What Is the Best Approach?

No single priority setting method is obviously superior to others (Goodman, 2004; Noorani et al., 2007; Oxman et al., 2006; Sassi, 2003). The committee could not find any systematic assessments of the comparative strengths and weaknesses of different approaches to priority setting, including whether complex quantitative and resource-intensive methods are more effective than less rigorous approaches.

Apparently, few, if any, organizations use a quantitative approach to selecting priority topics, although numerous methods have been developed. Phelps and Parente (1990), for example, developed a formula for calculating a priority index for health technology assessment. The Institute of Medicine (IOM) Committee on Priorities for Assessment and Reassessment of Health Care Technologies proposed a method that could be used to aggregate various dimensions into a single priority score, including a technique that quantifies the potential gains that can achieved by assessing health interventions (IOM, 1992).1

Various Contexts for Setting Priorities

Organizations have different objectives and target audiences for evidence assessment. The annual number of selected topics that are reviewed is quite small (Table 3-1). In 2006, for example, the number of systematic reviews produced by federal agencies ranged from only 3 by the National Institutes of Health (NIH) Consensus Development Program to 22 by the Agency for Healthcare Research and Quality (AHRQ) Evidence-based Practice Centers (EPCs). There are no aggregate national data on the volume of topics that are assessed each year.
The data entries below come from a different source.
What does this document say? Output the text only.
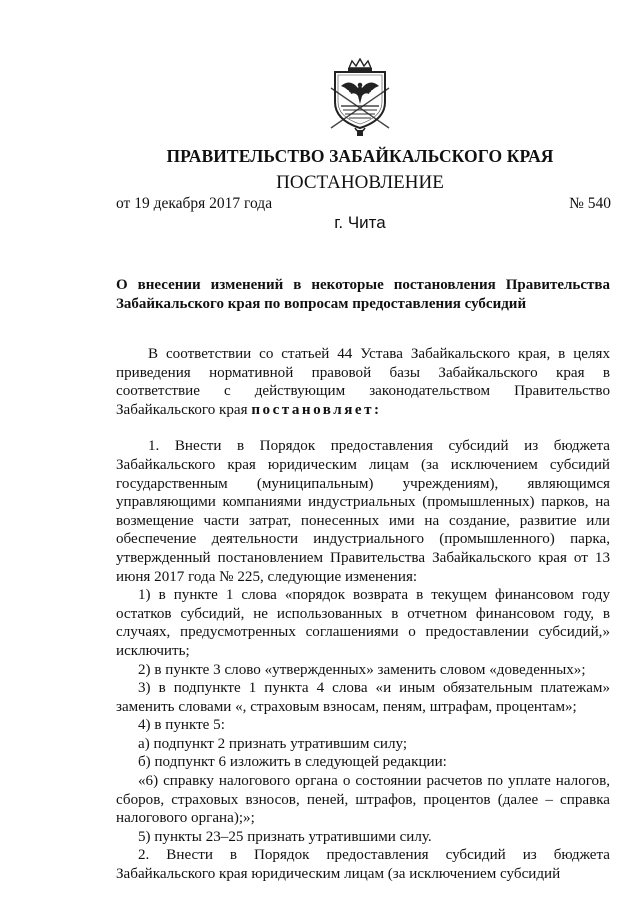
ПРАВИТЕЛЬСТВО ЗАБАЙКАЛЬСКОГО КРАЯ
ПОСТАНОВЛЕНИЕ
от 19 декабря 2017 года	№ 540
г. Чита
О внесении изменений в некоторые постановления Правительства Забайкальского края по вопросам предоставления субсидий

В соответствии со статьей 44 Устава Забайкальского края, в целях приведения нормативной правовой базы Забайкальского края в соответствие с действующим законодательством Правительство Забайкальского края постановляет:

1. Внести в Порядок предоставления субсидий из бюджета Забайкальского края юридическим лицам (за исключением субсидий государственным (муниципальным) учреждениям), являющимся управляющими компаниями индустриальных (промышленных) парков, на возмещение части затрат, понесенных ими на создание, развитие или обеспечение деятельности индустриального (промышленного) парка, утвержденный постановлением Правительства Забайкальского края от 13 июня 2017 года № 225, следующие изменения:

1) в пункте 1 слова «порядок возврата в текущем финансовом году остатков субсидий, не использованных в отчетном финансовом году, в случаях, предусмотренных соглашениями о предоставлении субсидий,» исключить;

2) в пункте 3 слово «утвержденных» заменить словом «доведенных»;

3) в подпункте 1 пункта 4 слова «и иным обязательным платежам» заменить словами «, страховым взносам, пеням, штрафам, процентам»;

4) в пункте 5:

а) подпункт 2 признать утратившим силу;

б) подпункт 6 изложить в следующей редакции:

«6) справку налогового органа о состоянии расчетов по уплате налогов, сборов, страховых взносов, пеней, штрафов, процентов (далее – справка налогового органа);»;

5) пункты 23–25 признать утратившими силу.

2. Внести в Порядок предоставления субсидий из бюджета Забайкальского края юридическим лицам (за исключением субсидий
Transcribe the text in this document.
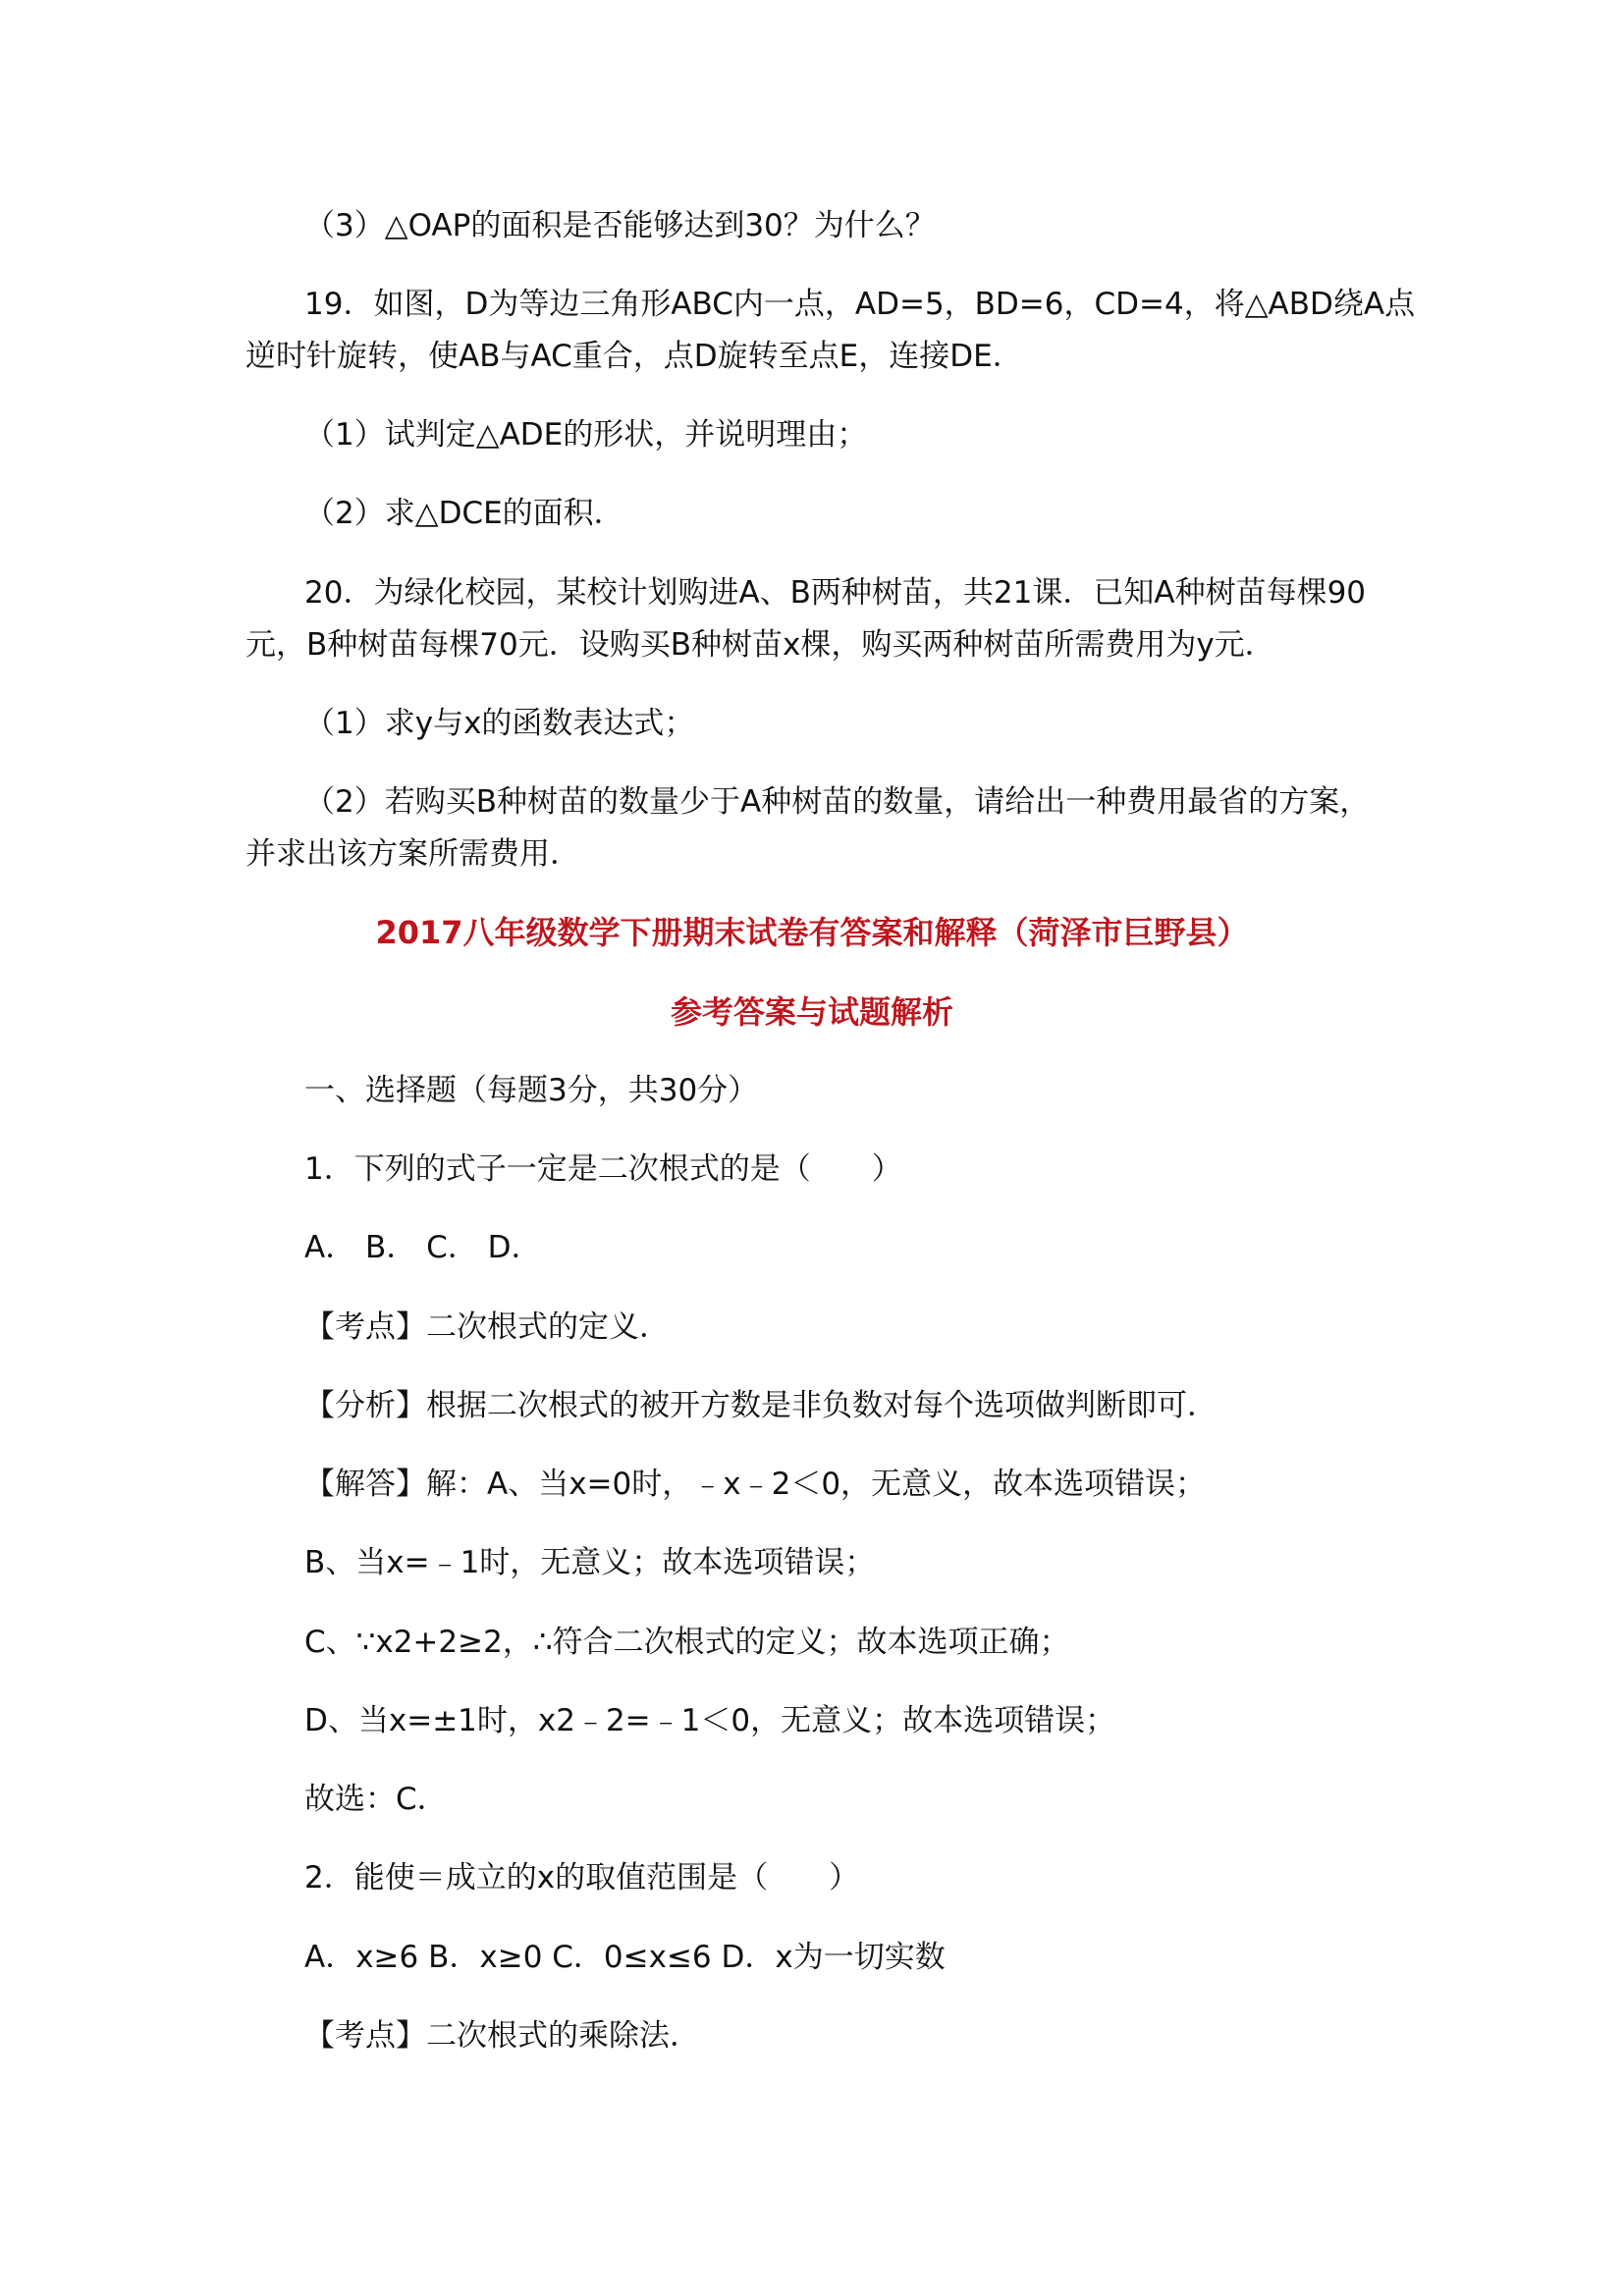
（3）△OAP的面积是否能够达到30？为什么？
19．如图，D为等边三角形ABC内一点，AD=5，BD=6，CD=4，将△ABD绕A点
逆时针旋转，使AB与AC重合，点D旋转至点E，连接DE．
（1）试判定△ADE的形状，并说明理由；
（2）求△DCE的面积．
20．为绿化校园，某校计划购进A、B两种树苗，共21课．已知A种树苗每棵90
元，B种树苗每棵70元．设购买B种树苗x棵，购买两种树苗所需费用为y元．
（1）求y与x的函数表达式；
（2）若购买B种树苗的数量少于A种树苗的数量，请给出一种费用最省的方案，
并求出该方案所需费用．
2017八年级数学下册期末试卷有答案和解释（菏泽市巨野县）
参考答案与试题解析
一、选择题（每题3分，共30分）
1．下列的式子一定是二次根式的是（　　）
A． B． C． D．
【考点】二次根式的定义．
【分析】根据二次根式的被开方数是非负数对每个选项做判断即可．
【解答】解：A、当x=0时，﹣x﹣2＜0，无意义，故本选项错误；
B、当x=﹣1时，无意义；故本选项错误；
C、∵x2+2≥2，∴符合二次根式的定义；故本选项正确；
D、当x=±1时，x2﹣2=﹣1＜0，无意义；故本选项错误；
故选：C．
2．能使＝成立的x的取值范围是（　　）
A．x≥6 B．x≥0 C．0≤x≤6 D．x为一切实数
【考点】二次根式的乘除法．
The range of potential topics that may be considered may include the universe of prevention such as screening tests or immunizations, diagnosis such as laboratory tests or imaging techniques, drugs and other therapeutic interventions such as surgery, chemotherapy, or radiation, and end-of-life care and palliation. However, the specific audience for the assessment is likely to have more narrow interests, such as new and emerging technologies or a specific subpopulation group. For example, the Blue Cross and Blue Shield Association (BCBSA) Technology Evaluation Center (TEC) focuses on the specific needs of member plans. The Medicare Evidence Development and Coverage Advisory Committee (MedCAC), which advises

1

See the following IOM reports for past recommendations related to priority setting: Setting Priorities for Health Technologies Assessment: A Model Process (IOM, 1992), Setting Priorities for Clinical Practice Guidelines (IOM, 1995), National Priorities for the Assessment of Clinical Conditions and Medical Technologies: Report of a Pilot Study (IOM, 1990), and Priority Areas for National Action: Transforming Health Care Quality (IOM, 2003).